H&O  Beyond ELEVATE-TN, what other studies support acalabrutinib’s efficacy and safety?

JS  ELEVATE-TN focused on treatment-naive patients, but 2 additional studies looked at it in the relapsed or refractory (R/R) population. One was ELEVATE-RR, in which acalabrutinib was compared head-to-head against ibrutinib. The second, the ASCEND trial, compared acalabrutinib vs an investigator’s choice of either a phosphoinositide 3-kinase inhibitor or traditional chemoimmunotherapy, where it had demonstrated superiority. Together, this trio of studies firmly established the role of acalabrutinib in both the frontline and R/R settings.


Dr Sharman has consulted for AbbVie, AstraZeneca, BeiGene, Lilly, Janssen, and Merck.

Suggested Readings

Brown JR, Eichhorst B, Hillmen P, et al. Zanubrutinib or ibrutinib in relapsed or refractory chronic lymphocytic leukemia. N Engl J Med. 2023;388(4):319-332.

Burger JA, Sivina M, Jain N, et al. Randomized trial of ibrutinib vs ibrutinib plus rituximab in patients with chronic lymphocytic leukemia. Blood. 2019;133(10):1011-1019.

Ghia P. Recent data for acalabrutinib in chronic lymphocytic leukemia. Clin Adv Hematol Oncol. 2022;20(1):27-29.

Ryan CE, Lampson BL, Tyekucheva S, et al. Updated results from a multicenter, phase 2 study of acalabrutinib, venetoclax, obinutuzumab (AVO) in a population of previously untreated patients with CLL enriched for high-risk disease. Blood. 2022;140(1)(suppl):837-838. 

Seymour JF, Byrd JC, Ghia P, et al.

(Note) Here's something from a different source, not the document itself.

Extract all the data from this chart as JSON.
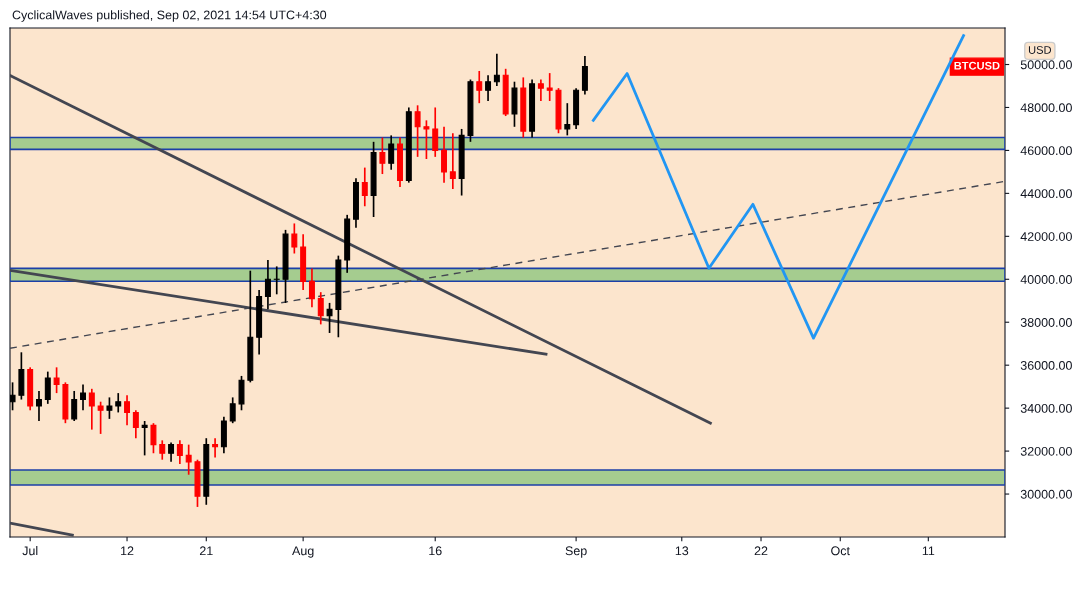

Detailed safety profile of acalabrutinib vs ibrutinib in previously treated chronic lymphocytic leukemia in the ELEVATE-RR trial. Blood. 2023;142(8):687-699.

Sharman JP, Egyed M, Jurczak W, et al. Acalabrutinib ± obinutuzumab vs obinutuzumab + chlorambucil in treatment-naive chronic lymphocytic leukemia: 6-year follow-up of ELEVATE-TN [ASH abstract 636]. Blood. 2023;142(1)(suppl). 

Woyach JA, Ruppert AS, Heerema NA, et al. Long-term results of alliance A041202 show continued advantage of ibrutinib-based regimens compared with bendamustine plus rituximab (BR) chemoimmunotherapy [ASH abstract 639]. Blood. 2021;138(1)(suppl).